Of course, motherhood is impossible to perfect. Some days, it feels like doing a triathlon with bears chasing you while holding in your pee. Congratulations are in order if you and the kid are merely alive at 7 p.m., albeit both tear-stained and stinky. Knowing this first-hand, it’s no surprise that my heart has softened since my son was born. I have a big marching-band Fuck You for anyone who says it’s not cool to leave your 3-month-old strapped into a bouncer on the bathroom floor while you shower. Lately, I even leap to the defense of those much-maligned women who nurse children old enough to ask for it. Like so many choices women make, breastfeeding has a razor-thin margin of cultural acceptability: Don’t do it and you’re selfish; do it for too long and you’re a creep. Not to mention the fact that judging toddler nursing is a particularly lavish hypocrisy.
My scope of vision has also expanded in the last 16 months. A few years ago, I watched a 3-year-old on a subway platform exclaiming gleefully at the lights in the tunnel while his mom stared at her phone stone-faced. She’s gonna regret that, I thought, feeling sad for the kid. In ten years nothing will impress him, and if it does, he’s not gonna tell her about it. Now that my son is a toddler, I replay the scene with the mother in the lead role. Had the kid just flailed around and punched her in the face, his tiny fist landing squarely on her eye? Had he refused to eat at daycare, then cried when he threw the only snack in her purse onto the floor of the train? I feel sad for the kid. But I also feel sad for his mother.
That’s the thing — so much of what we interpret as questionable mothering is actually female self-care. A toddler’s Tampico-and-M&M dinner on the R train might buy a girl a few much-needed minutes of silence to respond to work emails and avoid getting fired. The 5-year-old with a pacifier and a tablet blaring cartoons is leaving his mom alone so she can finish her homework and get her degree. And of course, racism and classism — mine included — fuels a lot of our judgments. Love and humor and generosity of spirit look different in different families.
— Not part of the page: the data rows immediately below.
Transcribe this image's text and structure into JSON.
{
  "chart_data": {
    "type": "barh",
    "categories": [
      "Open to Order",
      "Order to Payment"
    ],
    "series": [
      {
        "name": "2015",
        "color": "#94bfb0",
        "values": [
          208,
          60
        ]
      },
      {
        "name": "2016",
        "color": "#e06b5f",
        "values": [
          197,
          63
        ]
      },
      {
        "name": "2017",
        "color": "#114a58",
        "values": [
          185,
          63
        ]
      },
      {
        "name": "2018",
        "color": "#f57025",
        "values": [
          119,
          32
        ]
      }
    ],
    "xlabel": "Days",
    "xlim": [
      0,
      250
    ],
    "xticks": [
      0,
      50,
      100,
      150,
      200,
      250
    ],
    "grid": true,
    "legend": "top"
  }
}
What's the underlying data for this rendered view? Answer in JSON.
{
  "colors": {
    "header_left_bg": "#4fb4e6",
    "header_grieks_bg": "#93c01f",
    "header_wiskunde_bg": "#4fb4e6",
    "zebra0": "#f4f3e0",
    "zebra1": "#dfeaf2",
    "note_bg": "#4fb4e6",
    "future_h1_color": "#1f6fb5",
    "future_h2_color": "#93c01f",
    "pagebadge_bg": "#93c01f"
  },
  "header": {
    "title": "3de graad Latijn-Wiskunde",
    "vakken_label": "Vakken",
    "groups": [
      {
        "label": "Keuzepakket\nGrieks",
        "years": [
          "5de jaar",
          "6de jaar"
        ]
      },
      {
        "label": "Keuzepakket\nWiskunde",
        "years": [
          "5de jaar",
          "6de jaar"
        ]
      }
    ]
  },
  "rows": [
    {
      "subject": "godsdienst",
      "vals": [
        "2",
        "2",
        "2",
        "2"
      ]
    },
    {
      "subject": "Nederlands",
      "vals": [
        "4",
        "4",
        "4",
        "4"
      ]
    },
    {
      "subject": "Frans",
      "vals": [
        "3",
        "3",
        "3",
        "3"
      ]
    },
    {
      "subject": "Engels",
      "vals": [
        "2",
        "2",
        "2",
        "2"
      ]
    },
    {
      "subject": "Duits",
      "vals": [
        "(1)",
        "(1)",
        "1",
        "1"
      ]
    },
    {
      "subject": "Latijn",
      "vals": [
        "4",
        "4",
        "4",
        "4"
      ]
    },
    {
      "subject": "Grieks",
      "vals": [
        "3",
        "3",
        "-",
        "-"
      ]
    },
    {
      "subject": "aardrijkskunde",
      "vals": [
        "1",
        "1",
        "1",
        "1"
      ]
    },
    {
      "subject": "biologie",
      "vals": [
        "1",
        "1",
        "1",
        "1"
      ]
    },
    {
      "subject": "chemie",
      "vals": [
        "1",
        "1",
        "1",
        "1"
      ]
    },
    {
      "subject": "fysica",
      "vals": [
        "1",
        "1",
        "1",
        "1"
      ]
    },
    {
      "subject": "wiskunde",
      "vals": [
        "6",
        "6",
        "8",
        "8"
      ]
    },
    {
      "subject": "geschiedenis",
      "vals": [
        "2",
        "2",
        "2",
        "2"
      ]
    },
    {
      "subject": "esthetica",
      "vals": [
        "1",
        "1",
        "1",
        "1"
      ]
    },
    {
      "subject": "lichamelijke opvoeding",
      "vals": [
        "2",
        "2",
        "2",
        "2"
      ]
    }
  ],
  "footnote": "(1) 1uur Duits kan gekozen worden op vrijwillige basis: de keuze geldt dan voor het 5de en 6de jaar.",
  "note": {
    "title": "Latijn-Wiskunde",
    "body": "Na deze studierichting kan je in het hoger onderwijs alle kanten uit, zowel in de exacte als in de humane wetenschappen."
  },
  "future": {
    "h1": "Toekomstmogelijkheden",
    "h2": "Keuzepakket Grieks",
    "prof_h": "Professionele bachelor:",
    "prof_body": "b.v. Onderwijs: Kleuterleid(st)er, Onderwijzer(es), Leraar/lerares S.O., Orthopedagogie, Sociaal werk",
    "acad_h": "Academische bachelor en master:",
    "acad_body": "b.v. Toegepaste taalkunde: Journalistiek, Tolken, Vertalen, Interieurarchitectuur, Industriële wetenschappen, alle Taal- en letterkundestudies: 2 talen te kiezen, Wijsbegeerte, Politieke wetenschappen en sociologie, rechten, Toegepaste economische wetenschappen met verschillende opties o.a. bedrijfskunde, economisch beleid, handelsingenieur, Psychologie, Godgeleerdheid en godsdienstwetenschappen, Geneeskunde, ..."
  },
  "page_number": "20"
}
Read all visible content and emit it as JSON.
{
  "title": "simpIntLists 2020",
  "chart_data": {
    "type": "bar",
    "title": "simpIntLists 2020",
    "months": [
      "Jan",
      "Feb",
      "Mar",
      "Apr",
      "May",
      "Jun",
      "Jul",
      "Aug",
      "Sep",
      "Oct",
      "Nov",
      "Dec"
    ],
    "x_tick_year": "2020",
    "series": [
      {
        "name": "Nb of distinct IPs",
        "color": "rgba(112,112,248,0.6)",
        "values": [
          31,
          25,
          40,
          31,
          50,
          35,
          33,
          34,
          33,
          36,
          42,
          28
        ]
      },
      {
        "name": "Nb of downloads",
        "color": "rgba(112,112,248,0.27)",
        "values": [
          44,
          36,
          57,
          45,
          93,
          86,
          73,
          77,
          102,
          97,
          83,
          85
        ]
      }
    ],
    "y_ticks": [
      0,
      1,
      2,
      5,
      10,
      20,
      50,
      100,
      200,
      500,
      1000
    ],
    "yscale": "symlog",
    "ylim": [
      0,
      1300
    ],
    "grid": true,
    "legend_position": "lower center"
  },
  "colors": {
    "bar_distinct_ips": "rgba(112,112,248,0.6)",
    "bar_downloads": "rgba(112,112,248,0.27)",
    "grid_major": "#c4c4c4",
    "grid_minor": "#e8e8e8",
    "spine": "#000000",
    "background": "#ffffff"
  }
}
Still, I catch myself judging. Like breathing, I’m only aware of it when I stop and consciously focus. The messages issue up whether I want them to or not: Leggings aren’t pants. Milk should be pasteurized. You’re letting him watch that?! Some of it, arguably, is useful. We can all learn from each other’s mistakes. And the judgments that I point in my own direction, as I offer my kid a biscuit or a boob to keep him from crying, or cue up another “educational” video on YouTube, aren’t totally unfounded. But at the end of a long day, when I’ve been too busy to notice there’s a human turd on my carpet, I begin to let them go. I’m alive, he’s alive. We’ve made each other smile. That’s enough.